@mrshenli, it seems you are right. It looks like a dataloading issue to me.
In DDP, with only two workers (num_workers=2), it is clear that data loading time is a bottleneck as one worker/batch is constantly taking more time to load than the other:
To solution is to increase the num_workers to the limit that hides the dataloading delay as in this post.
But it seems that this solution works well only with DataParallel, but not with DistributedDataParallel.
-
DataParallel num_workers=16
It is working fine because only the first batch takes 3 seconds and all consecutive batches takes almost no time
-
DistributedDataParallel num_workers=16
The first batch is taking 13 seconds to load, which is too much! and as I add more workers it takes even more.
My explanation is that the data sampler is adding more overhead in DistributedDataParallel which is not the case in DataParallel.
Below again is my data sampler code to check if there is any issue with it or potential enhancement:
batch_size = 100
model = nn.parallel.DistributedDataParallel(model, device_ids=[gpu])

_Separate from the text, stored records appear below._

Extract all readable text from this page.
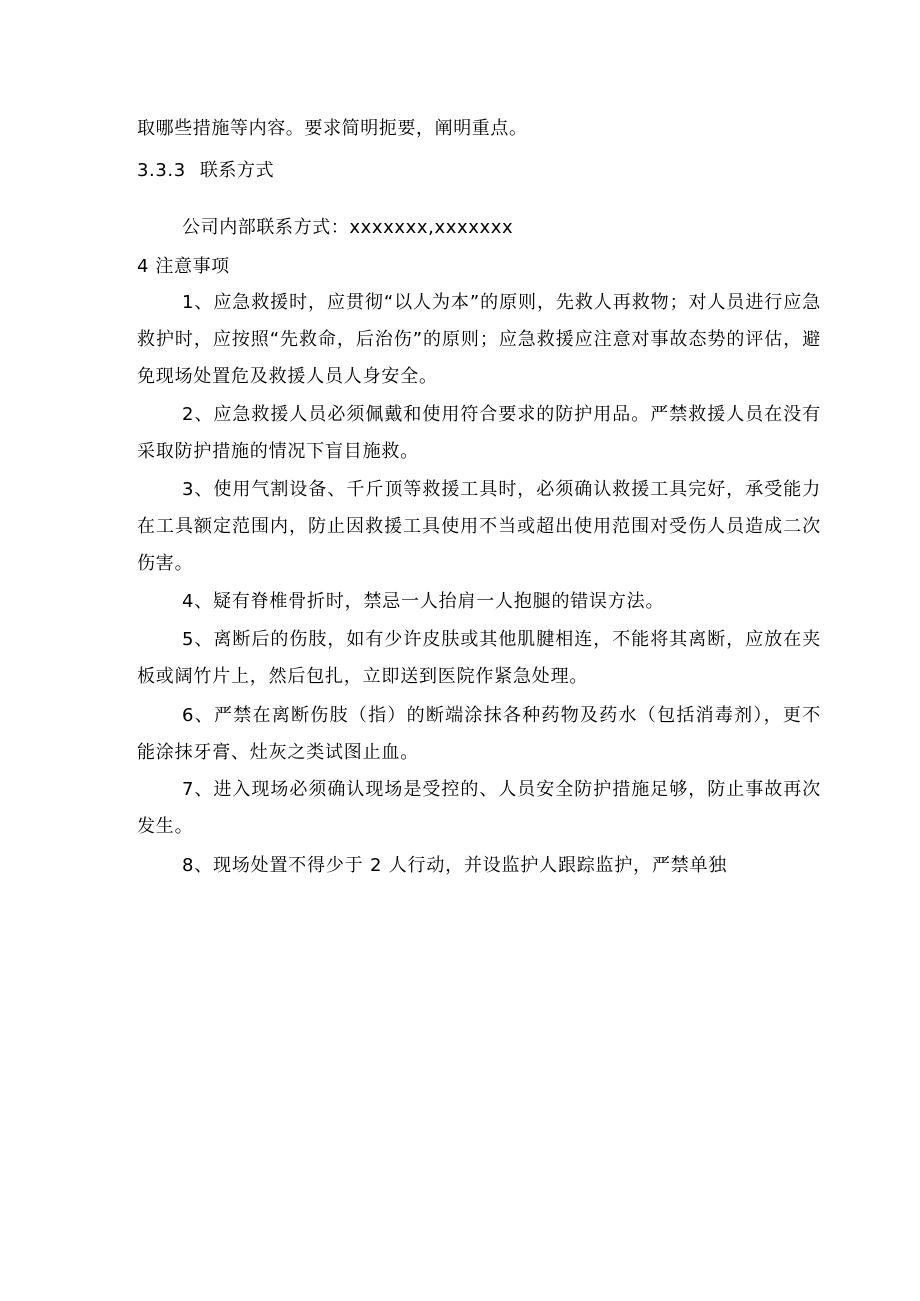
取哪些措施等内容。要求简明扼要，阐明重点。
3.3.3 联系方式
公司内部联系方式：xxxxxxx,xxxxxxx
4 注意事项

1、应急救援时，应贯彻“以人为本”的原则，先救人再救物；对人员进行应急救护时，应按照“先救命，后治伤”的原则；应急救援应注意对事故态势的评估，避免现场处置危及救援人员人身安全。

2、应急救援人员必须佩戴和使用符合要求的防护用品。严禁救援人员在没有采取防护措施的情况下盲目施救。

3、使用气割设备、千斤顶等救援工具时，必须确认救援工具完好，承受能力在工具额定范围内，防止因救援工具使用不当或超出使用范围对受伤人员造成二次伤害。

4、疑有脊椎骨折时，禁忌一人抬肩一人抱腿的错误方法。

5、离断后的伤肢，如有少许皮肤或其他肌腱相连，不能将其离断，应放在夹板或阔竹片上，然后包扎，立即送到医院作紧急处理。

6、严禁在离断伤肢（指）的断端涂抹各种药物及药水（包括消毒剂），更不能涂抹牙膏、灶灰之类试图止血。

7、进入现场必须确认现场是受控的、人员安全防护措施足够，防止事故再次发生。

8、现场处置不得少于 2 人行动，并设监护人跟踪监护，严禁单独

train_sampler = torch.utils.data.distributed.DistributedSampler(training_dataset,
num_replicas=args.world_size,
rank=rank)
training_dataloader = torch.utils.data.DataLoader(
dataset=training_dataset,
batch_size=batch_size,
shuffle=False,
num_workers=16,
sampler=train_sampler,
pin_memory=True)
I hope @VitalyFedyunin and @glaringlee can get back to us for advice about DataLoader and DataSampler.